Here's how the nasty liberal media handles the most dodgy part of Frist's background:
In the late 1980s, the Frist family company was swallowed in a hostile takeover, and Frist's father and brother ceded management control to the owners of what became Columbia/HCA. In 1997, FBI raids on company hospitals turned up widespread Medicare fraud. According to attorneys for the whistleblowers who revealed the massive overbilling, HCA engaged in illegal practices even before the takeover. But Thomas Frist Jr. returned to the helm of the company as unpaid chairman and chief executive, and worked to restore trust in the company.
The account is sloppy on the facts. The merger took place in 1994, not the 1980s, and no other report I found described it as hostile. According to this acount, written during Columbia founder Rick Scott's glory days, HCA initiated the deal. Business Week mentions that after the merger Thomas Frist, Jr remained vice-chairman. The article attributes the claim that illegal practices existed before the merger to "attorneys for the whistleblowers", but briefs filed by DoJ also allege illegal acts preceding the merger by over 5 years. Note that the merger is again described as a takeover. And Forbes stated that HCA's guilty plea on criminal fraud in December, 2000 followed "a seven year investigation" - i.e. an investigation started before the merger. And the article doesn't mention at all the NLRB ruling that Columbia/HCA illegally refused to recognize a nurses union in Kentucky - in this case also some of the illegal acts preceded the merger, although most took place afterwards. These inaccuracies give a false impression maximizing the distance between the Frist family and the illegal activities at HCA. The article also mentions that Thomas Frist returned as CEO without pay in 1997 after the company fell into legal trouble, but neglects to mention that in 1992, his income of $125 million from stock options made him the highest paid executive in the country.

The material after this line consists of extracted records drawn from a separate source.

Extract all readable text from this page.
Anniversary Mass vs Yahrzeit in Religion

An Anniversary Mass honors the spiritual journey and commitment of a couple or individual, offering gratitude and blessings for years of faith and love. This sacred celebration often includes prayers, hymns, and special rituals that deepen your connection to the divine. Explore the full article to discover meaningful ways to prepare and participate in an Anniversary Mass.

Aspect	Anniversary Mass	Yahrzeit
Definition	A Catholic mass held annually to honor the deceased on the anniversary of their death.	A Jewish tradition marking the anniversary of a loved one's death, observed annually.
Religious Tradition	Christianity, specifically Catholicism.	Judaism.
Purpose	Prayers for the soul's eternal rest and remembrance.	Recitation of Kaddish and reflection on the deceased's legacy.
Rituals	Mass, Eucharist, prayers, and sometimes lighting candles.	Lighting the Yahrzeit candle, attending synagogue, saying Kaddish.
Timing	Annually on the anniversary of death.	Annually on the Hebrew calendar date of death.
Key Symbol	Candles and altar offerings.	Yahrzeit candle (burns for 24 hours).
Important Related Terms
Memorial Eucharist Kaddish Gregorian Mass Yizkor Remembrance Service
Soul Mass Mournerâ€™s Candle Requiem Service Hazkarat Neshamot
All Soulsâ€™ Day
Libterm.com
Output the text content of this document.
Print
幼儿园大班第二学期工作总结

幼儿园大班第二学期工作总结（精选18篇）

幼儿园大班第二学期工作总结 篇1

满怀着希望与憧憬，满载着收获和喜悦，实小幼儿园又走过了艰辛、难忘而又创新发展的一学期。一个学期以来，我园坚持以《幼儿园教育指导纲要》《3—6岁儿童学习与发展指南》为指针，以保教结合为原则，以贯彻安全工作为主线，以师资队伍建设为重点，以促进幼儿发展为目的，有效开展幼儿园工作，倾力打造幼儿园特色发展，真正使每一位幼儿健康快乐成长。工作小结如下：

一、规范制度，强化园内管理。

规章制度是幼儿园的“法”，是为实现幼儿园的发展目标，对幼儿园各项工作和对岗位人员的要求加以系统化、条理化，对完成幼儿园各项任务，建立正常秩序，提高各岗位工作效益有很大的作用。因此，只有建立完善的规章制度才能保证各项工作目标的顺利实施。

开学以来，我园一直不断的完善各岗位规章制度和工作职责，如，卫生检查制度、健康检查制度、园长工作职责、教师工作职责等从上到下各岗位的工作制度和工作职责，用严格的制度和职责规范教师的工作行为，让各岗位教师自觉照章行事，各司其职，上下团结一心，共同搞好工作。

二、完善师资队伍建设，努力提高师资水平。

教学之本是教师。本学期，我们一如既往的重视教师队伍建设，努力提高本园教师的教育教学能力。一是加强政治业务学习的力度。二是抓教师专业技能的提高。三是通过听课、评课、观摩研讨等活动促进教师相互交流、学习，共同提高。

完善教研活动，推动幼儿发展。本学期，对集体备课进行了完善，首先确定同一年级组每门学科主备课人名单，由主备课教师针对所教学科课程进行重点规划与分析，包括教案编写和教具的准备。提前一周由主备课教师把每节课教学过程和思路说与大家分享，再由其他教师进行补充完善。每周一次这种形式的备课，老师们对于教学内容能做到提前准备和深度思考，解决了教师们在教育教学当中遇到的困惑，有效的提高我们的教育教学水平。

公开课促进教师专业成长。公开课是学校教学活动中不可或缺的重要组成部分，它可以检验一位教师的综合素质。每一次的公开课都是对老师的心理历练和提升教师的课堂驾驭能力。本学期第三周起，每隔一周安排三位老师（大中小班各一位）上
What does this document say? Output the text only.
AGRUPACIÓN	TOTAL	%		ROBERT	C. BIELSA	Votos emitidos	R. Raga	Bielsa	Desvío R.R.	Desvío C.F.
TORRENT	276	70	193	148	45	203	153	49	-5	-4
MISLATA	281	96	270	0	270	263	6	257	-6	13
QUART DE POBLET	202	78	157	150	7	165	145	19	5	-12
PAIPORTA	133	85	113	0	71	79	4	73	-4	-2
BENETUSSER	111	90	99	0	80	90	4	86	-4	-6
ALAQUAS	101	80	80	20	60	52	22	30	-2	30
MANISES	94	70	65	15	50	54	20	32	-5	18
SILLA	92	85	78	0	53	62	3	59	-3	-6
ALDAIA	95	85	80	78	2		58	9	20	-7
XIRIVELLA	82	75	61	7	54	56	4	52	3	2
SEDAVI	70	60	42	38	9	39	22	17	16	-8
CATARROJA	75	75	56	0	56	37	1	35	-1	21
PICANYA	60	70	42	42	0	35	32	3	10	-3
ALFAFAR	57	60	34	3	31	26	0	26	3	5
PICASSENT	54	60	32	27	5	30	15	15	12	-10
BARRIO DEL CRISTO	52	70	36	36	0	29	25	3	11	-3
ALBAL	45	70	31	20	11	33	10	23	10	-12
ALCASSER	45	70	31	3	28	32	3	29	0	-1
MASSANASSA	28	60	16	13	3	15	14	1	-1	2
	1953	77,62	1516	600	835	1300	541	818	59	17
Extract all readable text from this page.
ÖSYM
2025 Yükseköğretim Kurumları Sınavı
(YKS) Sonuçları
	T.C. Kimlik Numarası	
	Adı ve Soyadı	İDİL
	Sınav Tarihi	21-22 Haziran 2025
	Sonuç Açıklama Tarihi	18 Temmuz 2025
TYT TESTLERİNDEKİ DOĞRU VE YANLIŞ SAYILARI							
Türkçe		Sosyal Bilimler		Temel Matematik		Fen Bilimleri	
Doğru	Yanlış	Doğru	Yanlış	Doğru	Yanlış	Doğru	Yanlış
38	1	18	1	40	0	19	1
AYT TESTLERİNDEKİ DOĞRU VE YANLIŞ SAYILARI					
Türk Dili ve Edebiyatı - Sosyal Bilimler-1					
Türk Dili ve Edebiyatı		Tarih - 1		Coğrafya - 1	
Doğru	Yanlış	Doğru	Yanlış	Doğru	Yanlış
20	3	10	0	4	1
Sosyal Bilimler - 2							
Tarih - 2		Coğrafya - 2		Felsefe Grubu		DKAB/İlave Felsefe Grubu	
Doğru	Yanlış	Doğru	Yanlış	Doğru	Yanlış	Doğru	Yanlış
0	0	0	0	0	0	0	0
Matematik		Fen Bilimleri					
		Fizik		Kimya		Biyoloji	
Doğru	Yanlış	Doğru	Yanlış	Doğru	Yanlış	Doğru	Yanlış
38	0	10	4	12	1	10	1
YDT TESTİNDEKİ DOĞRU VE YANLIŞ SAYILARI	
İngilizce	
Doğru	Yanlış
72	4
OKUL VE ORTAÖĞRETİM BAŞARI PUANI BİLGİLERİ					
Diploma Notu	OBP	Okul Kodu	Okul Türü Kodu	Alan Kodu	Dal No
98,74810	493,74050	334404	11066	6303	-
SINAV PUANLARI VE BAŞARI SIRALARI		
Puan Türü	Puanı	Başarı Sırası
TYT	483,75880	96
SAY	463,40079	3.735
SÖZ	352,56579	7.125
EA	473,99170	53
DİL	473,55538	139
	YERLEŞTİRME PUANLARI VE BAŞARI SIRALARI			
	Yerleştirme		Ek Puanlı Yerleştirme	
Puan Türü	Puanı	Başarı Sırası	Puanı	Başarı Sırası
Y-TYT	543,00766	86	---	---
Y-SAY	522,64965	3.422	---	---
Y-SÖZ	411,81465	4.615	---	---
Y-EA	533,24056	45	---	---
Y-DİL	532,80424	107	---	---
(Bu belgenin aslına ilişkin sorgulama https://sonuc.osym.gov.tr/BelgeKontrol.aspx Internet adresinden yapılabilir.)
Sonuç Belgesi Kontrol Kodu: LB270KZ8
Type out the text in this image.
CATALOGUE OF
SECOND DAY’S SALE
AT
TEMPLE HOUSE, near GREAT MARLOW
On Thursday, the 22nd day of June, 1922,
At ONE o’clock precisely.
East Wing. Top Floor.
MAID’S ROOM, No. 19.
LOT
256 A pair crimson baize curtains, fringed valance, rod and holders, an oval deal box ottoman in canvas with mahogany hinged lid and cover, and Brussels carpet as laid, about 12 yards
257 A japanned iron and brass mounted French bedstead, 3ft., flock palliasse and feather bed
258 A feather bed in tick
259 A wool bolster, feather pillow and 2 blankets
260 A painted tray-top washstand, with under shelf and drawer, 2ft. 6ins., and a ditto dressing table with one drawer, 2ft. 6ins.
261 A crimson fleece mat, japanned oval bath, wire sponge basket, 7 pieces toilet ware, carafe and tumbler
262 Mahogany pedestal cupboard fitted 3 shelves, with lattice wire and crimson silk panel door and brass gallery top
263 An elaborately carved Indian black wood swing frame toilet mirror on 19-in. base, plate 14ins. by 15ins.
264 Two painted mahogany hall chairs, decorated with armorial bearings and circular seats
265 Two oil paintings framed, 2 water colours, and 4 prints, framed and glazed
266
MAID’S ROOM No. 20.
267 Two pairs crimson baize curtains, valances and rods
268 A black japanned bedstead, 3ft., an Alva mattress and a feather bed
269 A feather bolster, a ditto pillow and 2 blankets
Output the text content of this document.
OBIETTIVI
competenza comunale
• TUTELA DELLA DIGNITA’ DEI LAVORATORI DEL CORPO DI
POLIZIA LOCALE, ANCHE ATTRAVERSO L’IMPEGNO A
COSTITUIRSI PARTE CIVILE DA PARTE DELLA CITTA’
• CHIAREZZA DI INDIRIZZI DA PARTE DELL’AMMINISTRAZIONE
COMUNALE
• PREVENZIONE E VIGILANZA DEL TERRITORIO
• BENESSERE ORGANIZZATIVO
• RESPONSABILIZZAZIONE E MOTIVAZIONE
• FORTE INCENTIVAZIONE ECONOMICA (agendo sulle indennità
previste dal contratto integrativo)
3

With all this, why does Hobbs find the article to be a "biased attack"? Exactly one word, 'wealthy', which the freeper Hobbs cites favorably complains is applied to Frist but not to Hillary Clinton (who is in fact far less wealthy than Frist). Never mind that the article is glowing enough to have been written by an unusually devoted mother, and soft-pedals or even falsifies some facts to make Frist look better. The presence of one word, neither negative nor inaccurate, alters everything. That one word is enough to prove 'liberal bias'.